I had to go look. Not hard to find.

I'll just say this, back in the prehistoric 1970s, a '%' operation was eschewed, because it wasn't fast (relatively speaking)!!!

It often was used anyway, because it's very effective considering its simplicity.


IMO, the garbage collection (along with optimization) is the most interesting part of implementing a lisp.


So much effort to go under 1K (in the era of 128GiB fingernail chips), with this .gitignore:

node_modules -uglify -crush -regpack


Thank you for at least not writing another Brainfuck clone.


It's JSON lists as s-exps, which means (as I understand it) that the author doesn't need to implement parsing, only traversal and evaluation. (Which can essentially be a big-ass case statement.)

    ["def", "foo", 1]
    ["fn", "foo", ["a", "b"], […]]
It's not the most attractive Lisp I've seen…


So write a lisp parser, then dump the result into this. I like that they didn't include a parser in compacted code, such a parser wouldn't be very interesting.


So, uhmm,

    def parse(s): return json.loads('['+re.sub('([")])\s*(["(])','\g<1>,\g<2>',re.sub('[^()\s]+','"\g<0>"',s)).replace('(','[').replace(')',']')+']')
works for python, I'm assuming javascript has something equally small


Yes, uninteresting, as I said. Lisp syntax is quite simple, so I would not expect it to be very difficult to make a regex to parse it.
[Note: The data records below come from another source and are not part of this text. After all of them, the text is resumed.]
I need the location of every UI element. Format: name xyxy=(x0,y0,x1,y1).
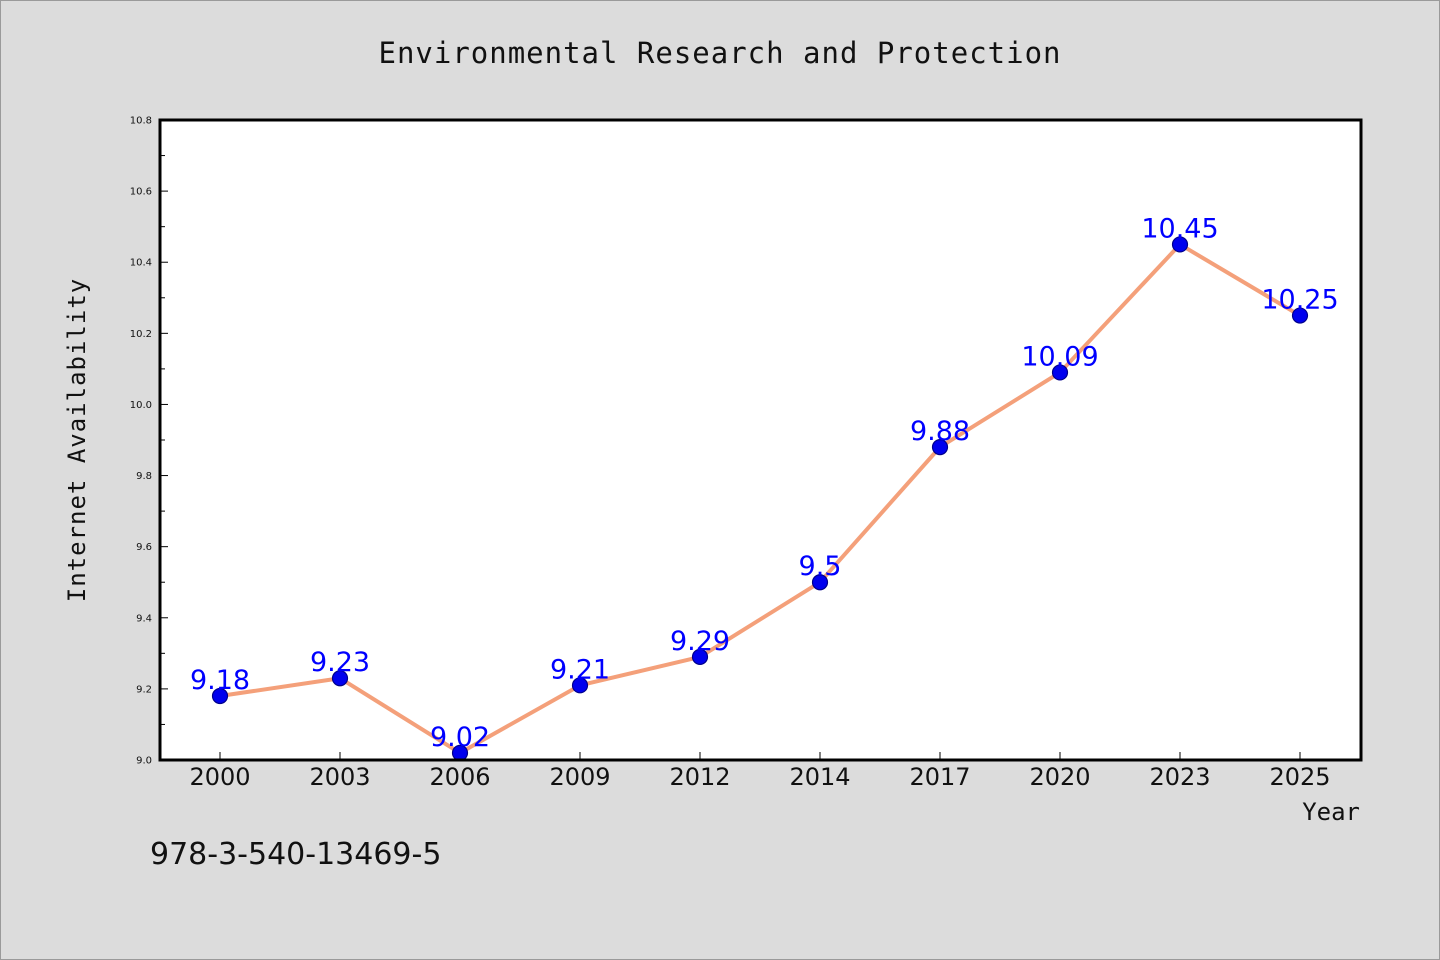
y-tick-label: 10.8 xyxy=(130,116,152,127)
y-axis-label: Internet Availability xyxy=(63,278,91,602)
y-tick-label: 10.6 xyxy=(130,187,152,198)
series-line xyxy=(218,242,1302,755)
data-point xyxy=(211,687,229,705)
data-label: 9.21 xyxy=(550,654,610,685)
x-tick-label: 2025 xyxy=(1269,763,1330,791)
x-tick-label: 2017 xyxy=(909,763,970,791)
data-point xyxy=(691,648,709,665)
data-label: 9.02 xyxy=(430,722,490,753)
x-tick-label: 2012 xyxy=(669,763,730,791)
data-label: 10.25 xyxy=(1261,285,1338,316)
data-label: 9.29 xyxy=(670,626,730,657)
x-axis-label: Year xyxy=(1302,798,1360,826)
data-point xyxy=(1051,364,1069,381)
data-label: 9.5 xyxy=(799,551,842,582)
data-point xyxy=(1291,307,1309,324)
data-label: 9.23 xyxy=(310,647,370,678)
data-point xyxy=(1171,236,1189,253)
x-tick-label: 2006 xyxy=(429,763,490,791)
y-tick-label: 9.6 xyxy=(136,542,152,553)
x-tick-label: 2000 xyxy=(189,763,250,791)
y-tick-label: 10.4 xyxy=(130,258,152,269)
y-tick-label: 10.0 xyxy=(130,400,152,411)
y-tick-label: 10.2 xyxy=(130,329,152,340)
data-label: 10.09 xyxy=(1021,341,1098,372)
x-axis-ticks: 2000 2003 2006 2009 2012 2014 2017 2020 2023 2025 xyxy=(189,752,1331,791)
chart-title: Environmental Research and Protection xyxy=(378,36,1061,70)
y-tick-label: 9.8 xyxy=(136,471,152,482)
x-tick-label: 2023 xyxy=(1149,763,1210,791)
y-tick-label: 9.0 xyxy=(136,756,152,767)
x-tick-label: 2009 xyxy=(549,763,610,791)
data-point xyxy=(331,670,349,687)
y-tick-label: 9.2 xyxy=(136,684,152,695)
data-point xyxy=(811,574,829,591)
plot-area xyxy=(160,120,1361,760)
plot-border xyxy=(158,118,1363,762)
data-point xyxy=(571,677,589,694)
y-tick-label: 9.4 xyxy=(136,613,152,624)
data-label: 9.88 xyxy=(910,416,970,447)
x-tick-label: 2003 xyxy=(309,763,370,791)
data-label: 9.18 xyxy=(190,665,250,696)
data-point xyxy=(931,439,949,456)
data-series xyxy=(211,236,1309,761)
data-label: 10.45 xyxy=(1141,213,1218,244)
isbn-annotation: 978-3-540-13469-5 xyxy=(150,837,441,872)
x-tick-label: 2014 xyxy=(789,763,850,791)
data-labels: 9.18 9.23 9.02 9.21 9.29 9.5 9.88 10.09 10.45 10.… xyxy=(190,213,1339,752)
x-tick-label: 2020 xyxy=(1029,763,1090,791)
Btw, does that handle quoted strings, strings with syntax characters in them, and strings with escapes?


And dotted pairs ? I had a super cute sexp parser in PHP, until I started handling sexp fully.


Would dotted pair notation make sense for this lisp where lists are arrays, not linked cons cells?


IMHO, yes, binary building blocks matter a lot in lisp philosophy, whether or not they're built on javascript arrays.


Thanks for responding, man. That's my point though. There is no cons building block in this lisp. I don't think (1 2 . 3) can be represented in it so having the notation for it makes no sense.